🤖 AI Summary
In existing self-supervised learning (SSL), a misalignment between pretraining and fine-tuning objectives hinders downstream adaptation. This work proposes BiSSL, the first SSL framework to incorporate bilevel optimization into the self-supervised pipeline: it introduces an explicit collaborative optimization stage between pretraining and fine-tuning, thereby modeling their interdependence and enabling end-to-end objective alignment.

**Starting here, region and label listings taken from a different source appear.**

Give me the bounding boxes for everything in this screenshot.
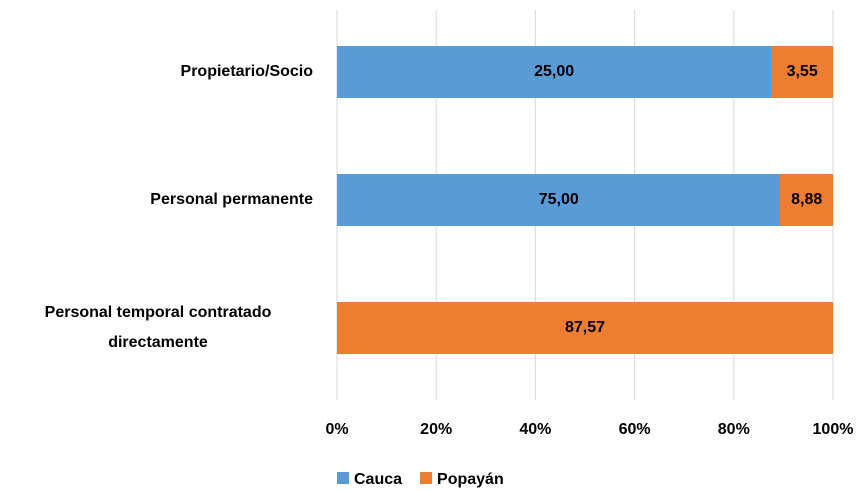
data-label: 87,57	[564, 319, 606, 336]
category-label: Personal permanente	[0, 160, 313, 240]
legend-swatch	[420, 472, 433, 484]
x-tick-label: 80%	[718, 421, 750, 438]
category-label: Personal temporal contratado directament…	[0, 288, 313, 368]
x-tick-label: 20%	[420, 421, 452, 438]
bar-segment: 3,55	[771, 46, 833, 98]
bar-segment: 25,00	[337, 46, 772, 98]
data-label: 8,88	[791, 191, 823, 208]
bar-segment: 75,00	[337, 174, 781, 226]
legend-swatch	[337, 472, 349, 484]
bar-segment: 87,57	[337, 302, 833, 354]
category-label: Propietario/Socio	[0, 32, 313, 112]
x-tick-label: 60%	[619, 421, 651, 438]
legend-label: Cauca	[354, 471, 402, 488]
category-text: Personal permanente	[150, 191, 313, 208]
category-text: Personal temporal contratado directament…	[44, 304, 272, 351]
x-tick-label: 40%	[519, 421, 551, 438]
category-text: Propietario/Socio	[180, 63, 313, 80]
data-label: 25,00	[534, 63, 575, 80]
bar-segment: 8,88	[780, 174, 833, 226]
data-label: 3,55	[786, 63, 818, 80]
data-label: 75,00	[538, 191, 579, 208]
x-tick-label: 0%	[325, 421, 348, 438]
x-tick-label: 100%	[813, 421, 854, 438]
legend-label: Popayán	[437, 471, 504, 488]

BiSSL is architecture-agnostic and compatible with arbitrary pretext tasks (e.g., SimCLR, BYOL) and downstream tasks (e.g., classification, detection). When pretraining ResNet-50 on ImageNet, BiSSL achieves significant improvements over standard SSL baselines across 12 diverse image classification and object detection benchmarks. Feature visualizations further reveal that the backbone network acquires enhanced downstream discriminability *before* fine-tuning. The core contribution lies in establishing a unified pretraining–fine-tuning joint optimization paradigm, which improves initialization quality and cross-task generalization.
📝 Abstract
This study presents BiSSL, a novel training framework that utilizes bilevel optimization to enhance the alignment between the pretext pre-training and downstream fine-tuning stages in self-supervised learning. BiSSL formulates the pretext and downstream task objectives as the lower- and upper-level objectives in a bilevel optimization problem and serves as an intermediate training stage within the self-supervised learning pipeline. By explicitly modeling the interdependence of these training stages, BiSSL facilitates enhanced information sharing between them, ultimately leading to a backbone parameter initialization that is better aligned for the downstream task. We propose a versatile training algorithm that alternates between optimizing the two objectives defined in BiSSL, which is applicable to a broad range of pretext and downstream tasks. Using SimCLR and Bootstrap Your Own Latent to pre-train ResNet-50 backbones on the ImageNet dataset, we demonstrate that our proposed framework significantly outperforms the conventional self-supervised learning pipeline on the vast majority of 12 downstream image classification datasets, as well as on object detection. Visualizations of the backbone features provide further evidence that BiSSL improves the downstream task alignment of the backbone features prior to fine-tuning.